Tanca meminta agar Gajah Mada, yang saat itu menjadi abdi kesayangan Jayanagara,
supaya mengambil tindakan pencegahan. Namun Gajah Mada seolah tidak peduli pada
laporan Ra Tanca. Hal ini membuat Ra Tanca merasa tersinggung.
Ra Tanca merupakan ahli pengobatan istana. Suatu hari ia dipanggil untuk
mengobati sakit bisul yang diderita Jayanagara. Di dalam kamar raja hanya ada ia,
Jayanagara, dan Gajah Mada. Usai melakukan terapi pembedahan, tiba-tiba Tanca
menusuk Jayanagara sampai tewas. Seketika itu pula Gajah Mada ganti membunuh
Tanca.
Perbuatan Gajah Mada membunuh Tanca tanpa pengadilan menimbulkan
kecurigaan. Sejarawan Slamet Muljana menyimpulkan kalau dalang pembunuhan
Jayanagara sesungguhnya adalah Gajah Mada sendiri.

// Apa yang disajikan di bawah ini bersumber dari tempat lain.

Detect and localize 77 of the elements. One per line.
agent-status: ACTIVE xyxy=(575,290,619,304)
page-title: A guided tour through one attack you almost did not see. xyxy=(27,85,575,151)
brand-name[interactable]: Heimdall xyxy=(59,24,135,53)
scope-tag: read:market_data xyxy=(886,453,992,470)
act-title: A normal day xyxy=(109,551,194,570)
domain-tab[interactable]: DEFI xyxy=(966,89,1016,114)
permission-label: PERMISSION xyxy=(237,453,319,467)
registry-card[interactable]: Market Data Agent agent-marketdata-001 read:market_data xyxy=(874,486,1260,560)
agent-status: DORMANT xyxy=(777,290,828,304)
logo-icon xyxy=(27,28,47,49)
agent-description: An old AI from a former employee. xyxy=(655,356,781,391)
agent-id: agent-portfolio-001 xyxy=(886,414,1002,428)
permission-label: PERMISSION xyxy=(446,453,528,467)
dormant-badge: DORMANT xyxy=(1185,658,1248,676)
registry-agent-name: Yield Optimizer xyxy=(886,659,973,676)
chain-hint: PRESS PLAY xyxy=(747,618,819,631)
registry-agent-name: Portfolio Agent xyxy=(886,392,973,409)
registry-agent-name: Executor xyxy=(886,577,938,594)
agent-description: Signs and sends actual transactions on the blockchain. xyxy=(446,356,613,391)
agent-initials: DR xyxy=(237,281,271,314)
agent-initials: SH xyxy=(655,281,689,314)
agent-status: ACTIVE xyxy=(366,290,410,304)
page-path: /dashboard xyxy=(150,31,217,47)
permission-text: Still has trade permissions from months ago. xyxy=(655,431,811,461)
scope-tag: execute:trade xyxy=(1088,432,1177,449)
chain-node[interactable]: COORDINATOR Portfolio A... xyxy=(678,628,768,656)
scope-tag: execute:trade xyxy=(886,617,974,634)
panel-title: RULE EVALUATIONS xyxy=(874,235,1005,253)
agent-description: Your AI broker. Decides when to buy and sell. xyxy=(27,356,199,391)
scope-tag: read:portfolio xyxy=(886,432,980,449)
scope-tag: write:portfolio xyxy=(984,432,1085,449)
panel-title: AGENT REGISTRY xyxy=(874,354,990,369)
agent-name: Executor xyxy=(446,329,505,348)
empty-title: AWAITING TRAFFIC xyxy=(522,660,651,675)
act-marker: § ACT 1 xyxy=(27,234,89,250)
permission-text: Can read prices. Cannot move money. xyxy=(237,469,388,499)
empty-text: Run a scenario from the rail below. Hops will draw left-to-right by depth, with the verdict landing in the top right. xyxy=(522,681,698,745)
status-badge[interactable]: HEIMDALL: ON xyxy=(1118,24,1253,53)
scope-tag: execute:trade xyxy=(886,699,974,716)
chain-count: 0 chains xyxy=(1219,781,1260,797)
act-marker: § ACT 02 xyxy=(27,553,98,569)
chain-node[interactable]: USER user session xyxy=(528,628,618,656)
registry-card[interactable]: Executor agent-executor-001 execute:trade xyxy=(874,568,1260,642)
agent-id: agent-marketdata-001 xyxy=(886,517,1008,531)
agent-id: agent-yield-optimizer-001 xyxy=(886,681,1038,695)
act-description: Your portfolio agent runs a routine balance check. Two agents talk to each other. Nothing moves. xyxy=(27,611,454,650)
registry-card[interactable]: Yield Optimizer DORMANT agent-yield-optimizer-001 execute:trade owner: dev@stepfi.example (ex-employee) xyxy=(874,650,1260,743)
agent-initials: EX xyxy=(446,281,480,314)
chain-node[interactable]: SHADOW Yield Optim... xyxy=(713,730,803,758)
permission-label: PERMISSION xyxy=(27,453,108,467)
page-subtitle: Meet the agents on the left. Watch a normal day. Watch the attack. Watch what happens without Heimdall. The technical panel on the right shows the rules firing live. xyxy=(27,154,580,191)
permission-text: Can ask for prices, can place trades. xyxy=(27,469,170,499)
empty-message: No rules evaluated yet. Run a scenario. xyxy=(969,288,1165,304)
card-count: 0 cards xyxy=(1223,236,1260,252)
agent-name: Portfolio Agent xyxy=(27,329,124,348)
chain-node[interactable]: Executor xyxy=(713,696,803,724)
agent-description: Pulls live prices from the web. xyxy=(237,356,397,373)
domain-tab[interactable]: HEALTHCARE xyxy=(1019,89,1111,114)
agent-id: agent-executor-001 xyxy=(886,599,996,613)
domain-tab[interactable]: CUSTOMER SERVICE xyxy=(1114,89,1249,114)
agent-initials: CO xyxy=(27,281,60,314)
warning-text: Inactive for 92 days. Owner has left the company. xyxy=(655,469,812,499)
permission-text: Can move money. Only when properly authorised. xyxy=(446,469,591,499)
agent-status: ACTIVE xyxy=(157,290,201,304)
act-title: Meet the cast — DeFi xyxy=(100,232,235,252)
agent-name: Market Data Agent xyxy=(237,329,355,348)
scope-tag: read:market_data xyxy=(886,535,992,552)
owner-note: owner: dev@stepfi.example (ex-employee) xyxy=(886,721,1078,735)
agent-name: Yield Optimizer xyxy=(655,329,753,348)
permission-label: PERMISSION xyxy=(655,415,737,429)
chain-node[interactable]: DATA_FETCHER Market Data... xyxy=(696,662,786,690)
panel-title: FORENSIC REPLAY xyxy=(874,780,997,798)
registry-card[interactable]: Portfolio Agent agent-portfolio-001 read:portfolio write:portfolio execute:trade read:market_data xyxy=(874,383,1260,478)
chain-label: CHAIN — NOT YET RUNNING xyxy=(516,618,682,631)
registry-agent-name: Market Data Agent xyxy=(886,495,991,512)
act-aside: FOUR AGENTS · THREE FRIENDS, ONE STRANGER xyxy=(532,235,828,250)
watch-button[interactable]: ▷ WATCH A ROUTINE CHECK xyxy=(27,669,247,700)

Menurut Pararaton saat itu Gajah Mada sedang menjabat sebagai patih Daha, di
mana rajanya adalah Dyah Wiyat. Meskipun ia dekat dengan Jayanagara, pastinya ia
pun lebih dekat dengan Dyah Wiyat. Nampaknya Gajah Mada sengaja memancing
amarah Tanca dengan pura-pura tidak peduli supaya Tanca sendiri yang mengambil
tindakan. Siasat Gajah Mada ini berjalan baik. Tanca pun membunuh raja, dan
kemudian langsung dibunuh oleh Gajah Mada seolah untuk menghilangkan jejak.
Dengan demikian, Gajah Mada telah berhasil menyelamatkan Dyah Wiyat dari
nafsu buruk Jayanagara tanpa harus mengotori tangannya dengan darah raja tersebut.